Grumbling toward a rumble in '94


June 09, 1993|By C. Fraser Smith | C. Fraser Smith,Staff Writer

Even as they strive to become figures of statewide eminence, those who would run for governor of Maryland in 1994 cannot neglect home base.

Prince George's County Executive Parris N. Glendening may have the biggest and most enduring backyard problem: his long-standing battle with State Senate President Thomas V. Mike Miller Jr.

Asked by a reporter recently about the 1994 race for governor, Mr. Miller said:

"We need an honest governor, which rules out Parris."

Rough words, unsupported by the senator.

"He doesn't keep his word," Mr. Miller explained later. "In politics, as in life, you get to know who you can trust very quickly."

Mr. Glendening dismisses the remark as typical Miller rhetoric. The senator can't accept that back-room politics is a thing of the past in Prince George's County, he says.

Mr. Glendening will have plenty of high-level support in the increasingly important Prince George's precincts. But he could do without the Miller opposition -- which will continue.

On July 1, for example, the senator's favorite law goes into effect. Its ostensible objective is to control contributions by developers -- in Prince George's County only -- to County Council members who vote on zoning issues.

The law -- known somewhat derisively in Annapolis as the PG Ethics Bill -- singles out Mr. Glendening. It requires the incumbent executive, but not those who follow him, to disclose any conversations he has had with developers.

The bill is not aimed at anyone, Mr. Miller insists, although his colleagues grumbled that he was willing to hold up the budget and other important legislation to get the "ethics" bill passed.

Senator Miller's ability to collect contributions from developers or any other group of givers is unimpeded by the law.

Mr. Glendening managed to get a similar law struck down last year on technical grounds. This year's law may be vulnerable as well, but Mr. Glendening must decide if he wants to fight again on the eve of an election year against something occasionally referred to as an ethics bill.
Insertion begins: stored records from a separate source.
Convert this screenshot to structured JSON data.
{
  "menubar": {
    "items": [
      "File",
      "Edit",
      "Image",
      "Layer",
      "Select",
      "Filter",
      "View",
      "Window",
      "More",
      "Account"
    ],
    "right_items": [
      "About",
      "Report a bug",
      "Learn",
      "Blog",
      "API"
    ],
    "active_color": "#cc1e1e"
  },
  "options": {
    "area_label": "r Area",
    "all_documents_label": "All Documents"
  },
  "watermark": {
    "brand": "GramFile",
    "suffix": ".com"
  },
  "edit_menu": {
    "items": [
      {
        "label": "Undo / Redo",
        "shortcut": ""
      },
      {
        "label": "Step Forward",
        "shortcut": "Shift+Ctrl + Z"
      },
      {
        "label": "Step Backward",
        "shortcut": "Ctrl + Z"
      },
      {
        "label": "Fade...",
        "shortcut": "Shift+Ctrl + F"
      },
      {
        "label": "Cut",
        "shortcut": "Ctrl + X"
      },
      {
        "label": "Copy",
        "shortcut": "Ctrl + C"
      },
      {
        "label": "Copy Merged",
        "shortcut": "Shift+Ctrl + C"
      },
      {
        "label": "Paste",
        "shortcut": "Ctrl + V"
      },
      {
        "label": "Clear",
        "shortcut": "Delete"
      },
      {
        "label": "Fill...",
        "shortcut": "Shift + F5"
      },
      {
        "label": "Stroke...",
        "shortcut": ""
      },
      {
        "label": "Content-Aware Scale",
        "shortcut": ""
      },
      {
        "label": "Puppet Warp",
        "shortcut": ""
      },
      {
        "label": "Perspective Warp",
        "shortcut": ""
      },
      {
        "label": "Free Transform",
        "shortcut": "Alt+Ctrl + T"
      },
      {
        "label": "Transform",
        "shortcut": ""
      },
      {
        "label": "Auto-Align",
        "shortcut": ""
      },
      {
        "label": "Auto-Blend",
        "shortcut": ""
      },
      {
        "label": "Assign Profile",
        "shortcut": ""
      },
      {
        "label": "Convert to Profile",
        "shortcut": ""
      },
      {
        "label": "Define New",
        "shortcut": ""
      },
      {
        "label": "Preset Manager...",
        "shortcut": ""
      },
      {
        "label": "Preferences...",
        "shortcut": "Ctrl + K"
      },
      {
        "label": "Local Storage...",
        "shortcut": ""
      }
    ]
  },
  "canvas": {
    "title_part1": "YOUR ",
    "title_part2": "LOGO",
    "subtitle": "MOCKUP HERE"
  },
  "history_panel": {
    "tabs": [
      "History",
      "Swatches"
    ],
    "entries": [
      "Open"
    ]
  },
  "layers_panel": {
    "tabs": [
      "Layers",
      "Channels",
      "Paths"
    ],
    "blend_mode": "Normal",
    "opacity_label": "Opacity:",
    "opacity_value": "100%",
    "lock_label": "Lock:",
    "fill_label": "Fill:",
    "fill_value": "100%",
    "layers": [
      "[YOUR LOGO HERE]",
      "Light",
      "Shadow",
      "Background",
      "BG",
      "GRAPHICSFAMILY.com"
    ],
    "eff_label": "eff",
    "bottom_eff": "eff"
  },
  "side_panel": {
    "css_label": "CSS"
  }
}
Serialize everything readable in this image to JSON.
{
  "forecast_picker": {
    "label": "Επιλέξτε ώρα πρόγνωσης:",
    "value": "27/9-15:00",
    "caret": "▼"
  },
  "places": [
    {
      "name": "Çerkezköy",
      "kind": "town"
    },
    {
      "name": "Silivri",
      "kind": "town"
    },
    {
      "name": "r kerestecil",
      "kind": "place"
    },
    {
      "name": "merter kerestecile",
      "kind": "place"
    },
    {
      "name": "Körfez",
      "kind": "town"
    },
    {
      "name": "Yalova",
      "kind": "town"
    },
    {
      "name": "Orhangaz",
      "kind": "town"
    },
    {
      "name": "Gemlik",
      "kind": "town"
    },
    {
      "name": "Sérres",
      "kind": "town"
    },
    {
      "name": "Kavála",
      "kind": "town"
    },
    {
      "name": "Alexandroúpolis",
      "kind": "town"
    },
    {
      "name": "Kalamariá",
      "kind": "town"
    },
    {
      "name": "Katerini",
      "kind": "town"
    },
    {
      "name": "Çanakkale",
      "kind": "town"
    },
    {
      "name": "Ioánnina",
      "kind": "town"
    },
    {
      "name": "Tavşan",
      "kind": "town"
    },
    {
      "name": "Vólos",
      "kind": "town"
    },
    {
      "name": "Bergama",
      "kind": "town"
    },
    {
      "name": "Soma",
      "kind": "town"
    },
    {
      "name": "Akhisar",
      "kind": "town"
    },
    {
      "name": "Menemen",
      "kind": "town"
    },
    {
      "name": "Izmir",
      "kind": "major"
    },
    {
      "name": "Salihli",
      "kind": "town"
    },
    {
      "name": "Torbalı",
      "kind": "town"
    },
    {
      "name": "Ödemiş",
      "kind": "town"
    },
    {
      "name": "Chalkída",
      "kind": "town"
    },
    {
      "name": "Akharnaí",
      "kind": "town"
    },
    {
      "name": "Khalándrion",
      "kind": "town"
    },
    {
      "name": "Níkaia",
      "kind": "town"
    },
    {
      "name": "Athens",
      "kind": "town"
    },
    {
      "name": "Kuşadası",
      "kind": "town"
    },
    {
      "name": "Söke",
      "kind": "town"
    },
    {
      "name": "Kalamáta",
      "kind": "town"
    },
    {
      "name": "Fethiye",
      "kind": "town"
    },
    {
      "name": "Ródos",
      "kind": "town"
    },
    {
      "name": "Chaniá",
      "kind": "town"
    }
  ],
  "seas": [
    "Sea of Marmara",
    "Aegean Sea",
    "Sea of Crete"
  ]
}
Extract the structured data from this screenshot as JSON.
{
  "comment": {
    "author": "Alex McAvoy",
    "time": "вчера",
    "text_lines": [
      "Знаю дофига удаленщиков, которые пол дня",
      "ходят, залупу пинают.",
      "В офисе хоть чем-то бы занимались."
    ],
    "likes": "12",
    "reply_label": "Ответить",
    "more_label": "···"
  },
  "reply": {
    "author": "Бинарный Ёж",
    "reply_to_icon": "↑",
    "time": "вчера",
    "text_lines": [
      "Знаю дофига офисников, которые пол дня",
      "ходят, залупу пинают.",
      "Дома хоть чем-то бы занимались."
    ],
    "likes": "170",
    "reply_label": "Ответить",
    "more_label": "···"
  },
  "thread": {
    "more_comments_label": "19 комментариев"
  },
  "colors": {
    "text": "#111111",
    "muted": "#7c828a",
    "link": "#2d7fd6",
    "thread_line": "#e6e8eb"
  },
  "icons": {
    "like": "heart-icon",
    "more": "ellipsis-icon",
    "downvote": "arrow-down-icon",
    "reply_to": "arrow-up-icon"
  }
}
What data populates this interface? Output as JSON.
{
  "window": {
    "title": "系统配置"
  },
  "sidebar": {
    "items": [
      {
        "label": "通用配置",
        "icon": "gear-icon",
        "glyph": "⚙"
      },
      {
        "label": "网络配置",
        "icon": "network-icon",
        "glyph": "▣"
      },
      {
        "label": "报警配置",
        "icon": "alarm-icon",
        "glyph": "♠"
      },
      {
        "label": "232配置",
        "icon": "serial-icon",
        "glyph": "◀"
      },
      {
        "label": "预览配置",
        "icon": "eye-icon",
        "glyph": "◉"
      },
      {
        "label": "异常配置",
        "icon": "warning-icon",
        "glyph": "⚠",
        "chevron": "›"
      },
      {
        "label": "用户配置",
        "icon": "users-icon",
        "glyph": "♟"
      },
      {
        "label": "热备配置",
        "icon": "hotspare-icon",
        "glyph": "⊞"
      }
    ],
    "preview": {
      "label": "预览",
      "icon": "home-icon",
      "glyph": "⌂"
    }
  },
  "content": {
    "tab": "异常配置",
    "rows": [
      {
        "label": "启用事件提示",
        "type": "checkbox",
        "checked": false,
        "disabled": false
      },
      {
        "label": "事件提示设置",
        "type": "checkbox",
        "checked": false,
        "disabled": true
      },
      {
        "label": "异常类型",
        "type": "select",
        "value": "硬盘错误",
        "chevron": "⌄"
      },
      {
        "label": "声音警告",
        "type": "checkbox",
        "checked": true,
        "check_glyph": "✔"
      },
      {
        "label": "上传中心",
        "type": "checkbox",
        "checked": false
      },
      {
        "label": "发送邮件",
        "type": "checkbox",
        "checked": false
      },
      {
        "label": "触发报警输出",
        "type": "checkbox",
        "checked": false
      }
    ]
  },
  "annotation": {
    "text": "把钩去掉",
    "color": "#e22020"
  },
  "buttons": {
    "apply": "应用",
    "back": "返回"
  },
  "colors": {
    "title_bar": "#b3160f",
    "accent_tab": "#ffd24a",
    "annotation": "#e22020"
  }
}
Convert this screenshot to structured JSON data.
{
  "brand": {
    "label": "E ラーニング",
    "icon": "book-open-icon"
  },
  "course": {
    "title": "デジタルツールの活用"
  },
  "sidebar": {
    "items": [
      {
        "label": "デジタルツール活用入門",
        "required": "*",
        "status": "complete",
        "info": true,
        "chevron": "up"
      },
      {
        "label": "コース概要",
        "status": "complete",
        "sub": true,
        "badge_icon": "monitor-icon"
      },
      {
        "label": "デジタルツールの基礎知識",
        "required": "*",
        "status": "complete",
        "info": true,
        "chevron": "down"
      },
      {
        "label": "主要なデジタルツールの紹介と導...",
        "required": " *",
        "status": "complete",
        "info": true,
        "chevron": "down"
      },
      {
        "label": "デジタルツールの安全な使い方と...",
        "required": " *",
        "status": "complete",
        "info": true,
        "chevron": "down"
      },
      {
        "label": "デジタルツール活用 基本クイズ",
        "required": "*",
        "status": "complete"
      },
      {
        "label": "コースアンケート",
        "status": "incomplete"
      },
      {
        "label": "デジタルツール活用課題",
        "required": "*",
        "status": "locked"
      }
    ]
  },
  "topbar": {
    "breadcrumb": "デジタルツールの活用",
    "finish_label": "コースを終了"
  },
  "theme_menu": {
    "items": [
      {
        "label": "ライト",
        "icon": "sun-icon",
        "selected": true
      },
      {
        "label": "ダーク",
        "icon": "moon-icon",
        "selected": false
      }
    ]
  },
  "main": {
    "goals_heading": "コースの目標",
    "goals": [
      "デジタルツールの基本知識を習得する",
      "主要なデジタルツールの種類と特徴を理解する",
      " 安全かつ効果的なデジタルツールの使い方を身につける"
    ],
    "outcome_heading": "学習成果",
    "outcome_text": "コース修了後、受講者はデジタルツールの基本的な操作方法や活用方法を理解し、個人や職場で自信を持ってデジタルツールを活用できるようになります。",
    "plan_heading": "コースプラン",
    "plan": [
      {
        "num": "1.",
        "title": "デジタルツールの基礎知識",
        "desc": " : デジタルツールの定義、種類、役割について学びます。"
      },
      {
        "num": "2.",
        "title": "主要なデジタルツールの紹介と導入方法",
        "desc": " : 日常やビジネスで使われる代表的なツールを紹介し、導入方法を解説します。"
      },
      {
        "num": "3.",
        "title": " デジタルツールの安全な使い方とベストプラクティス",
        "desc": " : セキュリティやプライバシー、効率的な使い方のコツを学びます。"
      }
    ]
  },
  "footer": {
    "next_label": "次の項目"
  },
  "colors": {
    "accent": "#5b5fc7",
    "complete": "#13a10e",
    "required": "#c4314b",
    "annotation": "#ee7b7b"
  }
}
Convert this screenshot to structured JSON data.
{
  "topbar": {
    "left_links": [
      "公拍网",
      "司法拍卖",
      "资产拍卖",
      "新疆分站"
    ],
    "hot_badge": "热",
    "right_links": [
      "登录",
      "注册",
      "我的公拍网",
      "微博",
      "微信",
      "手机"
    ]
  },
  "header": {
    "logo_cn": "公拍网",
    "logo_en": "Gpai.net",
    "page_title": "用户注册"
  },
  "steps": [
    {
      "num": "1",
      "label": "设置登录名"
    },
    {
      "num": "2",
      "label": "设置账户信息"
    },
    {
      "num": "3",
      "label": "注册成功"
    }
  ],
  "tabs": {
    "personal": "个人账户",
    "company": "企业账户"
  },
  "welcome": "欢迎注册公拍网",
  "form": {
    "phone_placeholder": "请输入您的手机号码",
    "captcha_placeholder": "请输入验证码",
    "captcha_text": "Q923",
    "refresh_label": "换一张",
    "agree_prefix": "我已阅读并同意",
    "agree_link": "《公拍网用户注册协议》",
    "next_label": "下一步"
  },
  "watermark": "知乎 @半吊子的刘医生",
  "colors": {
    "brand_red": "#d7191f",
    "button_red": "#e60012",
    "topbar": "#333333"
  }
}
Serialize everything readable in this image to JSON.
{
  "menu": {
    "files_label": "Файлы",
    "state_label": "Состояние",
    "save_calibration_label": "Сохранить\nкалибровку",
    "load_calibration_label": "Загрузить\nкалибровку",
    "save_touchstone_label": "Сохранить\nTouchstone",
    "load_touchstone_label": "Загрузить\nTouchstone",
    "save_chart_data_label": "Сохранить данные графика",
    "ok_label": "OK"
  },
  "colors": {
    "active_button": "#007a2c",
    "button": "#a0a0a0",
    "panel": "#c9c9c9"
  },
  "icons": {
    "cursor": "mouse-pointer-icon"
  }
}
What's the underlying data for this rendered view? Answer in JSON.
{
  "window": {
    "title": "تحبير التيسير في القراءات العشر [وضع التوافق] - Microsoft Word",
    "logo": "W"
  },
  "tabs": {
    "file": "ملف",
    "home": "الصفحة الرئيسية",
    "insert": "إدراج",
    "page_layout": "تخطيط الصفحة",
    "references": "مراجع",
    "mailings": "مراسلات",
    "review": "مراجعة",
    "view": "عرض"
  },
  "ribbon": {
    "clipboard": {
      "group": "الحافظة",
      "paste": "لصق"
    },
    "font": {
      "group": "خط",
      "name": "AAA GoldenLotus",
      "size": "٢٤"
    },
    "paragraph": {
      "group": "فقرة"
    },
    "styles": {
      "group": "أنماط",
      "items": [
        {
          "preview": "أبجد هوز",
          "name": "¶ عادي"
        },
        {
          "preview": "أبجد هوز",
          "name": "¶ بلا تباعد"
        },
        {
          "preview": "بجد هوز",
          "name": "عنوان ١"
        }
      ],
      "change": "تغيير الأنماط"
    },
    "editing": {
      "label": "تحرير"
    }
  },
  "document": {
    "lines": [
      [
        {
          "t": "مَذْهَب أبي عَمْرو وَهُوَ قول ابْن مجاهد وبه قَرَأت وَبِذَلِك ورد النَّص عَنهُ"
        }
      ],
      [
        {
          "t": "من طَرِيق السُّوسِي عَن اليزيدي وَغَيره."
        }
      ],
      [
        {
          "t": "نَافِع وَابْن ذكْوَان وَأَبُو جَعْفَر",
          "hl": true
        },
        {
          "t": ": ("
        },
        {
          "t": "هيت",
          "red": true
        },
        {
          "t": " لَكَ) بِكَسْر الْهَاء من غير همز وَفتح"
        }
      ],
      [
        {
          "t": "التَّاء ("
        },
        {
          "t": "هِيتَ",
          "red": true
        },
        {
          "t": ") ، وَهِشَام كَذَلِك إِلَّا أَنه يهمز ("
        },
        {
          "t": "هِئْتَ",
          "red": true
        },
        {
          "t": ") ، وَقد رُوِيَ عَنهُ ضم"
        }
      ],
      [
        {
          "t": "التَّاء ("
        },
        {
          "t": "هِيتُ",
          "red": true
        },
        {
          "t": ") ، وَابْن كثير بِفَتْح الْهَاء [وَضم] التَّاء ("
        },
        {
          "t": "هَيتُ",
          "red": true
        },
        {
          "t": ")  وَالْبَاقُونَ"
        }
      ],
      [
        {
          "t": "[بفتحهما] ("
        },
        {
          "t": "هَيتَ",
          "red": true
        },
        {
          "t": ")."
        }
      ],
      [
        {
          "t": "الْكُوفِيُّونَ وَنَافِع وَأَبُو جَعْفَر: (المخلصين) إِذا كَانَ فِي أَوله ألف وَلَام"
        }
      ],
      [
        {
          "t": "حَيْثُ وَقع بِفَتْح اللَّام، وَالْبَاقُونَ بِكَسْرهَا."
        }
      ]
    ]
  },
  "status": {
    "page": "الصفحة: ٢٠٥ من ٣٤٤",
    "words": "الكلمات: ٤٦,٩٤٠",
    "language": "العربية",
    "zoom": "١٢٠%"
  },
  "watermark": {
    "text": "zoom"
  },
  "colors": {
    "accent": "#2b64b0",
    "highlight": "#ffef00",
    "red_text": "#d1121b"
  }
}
Maybe Mr. Glendening shouldn't take it personally. Mr. Miller might not back his friend and former Senate colleague, Lt. Gov. Melvin A. "Mickey" Steinberg, either.

"Mickey's not reaching out to the black community at all," he said. "I could very easily endorse Kurt Schmoke."

Schaefer-Schmoke truce No. 15

Peacemakers of the world should check in with Walter Sondheim, acting head of the Greater Baltimore Committee.

Twice recently, he was seated strategically between Mayor Kurt L. Schmoke and Governor Schaefer -- to serve as a barrier to the outbreak of long-standing antagonisms between the two.

The 84-year-old Mr. Sondheim has made a career of performing above the highest expectations. Once again, he outdid himself.

The two officials leaned forward to speak around the serene Walter during the Greater Baltimore Committee's recent annual dinner. Not a harsh word was spoken. And after Mr. Schmoke offered his remarks, the governor said he found the speech refreshing, important -- and better than his own.

Mr. Sondheim said he expects to be called upon again.

"People think I'm too old to be struck by either of them," he says.

GOP's Bentley vs. the field

A poll conducted for the Republican Governor's Association in Washington suggests that Rep. Helen Delich Bentley would be the Maryland GOP's strongest candidate for governor next year. She is by far the leading choice among potential Republican contenders.

And in match-ups with potential Democratic candidates, Mrs. Bentley beats all -- except Mayor Schmoke, who had 41 percent of the respondents to 33 percent for the 2nd District representative. A quarter of the sample was undecided -- as it was in each of these contests.

The association said its poll was conducted by Voter/Consumer Research between May 21 and May 23 among 600 registered Maryland voters.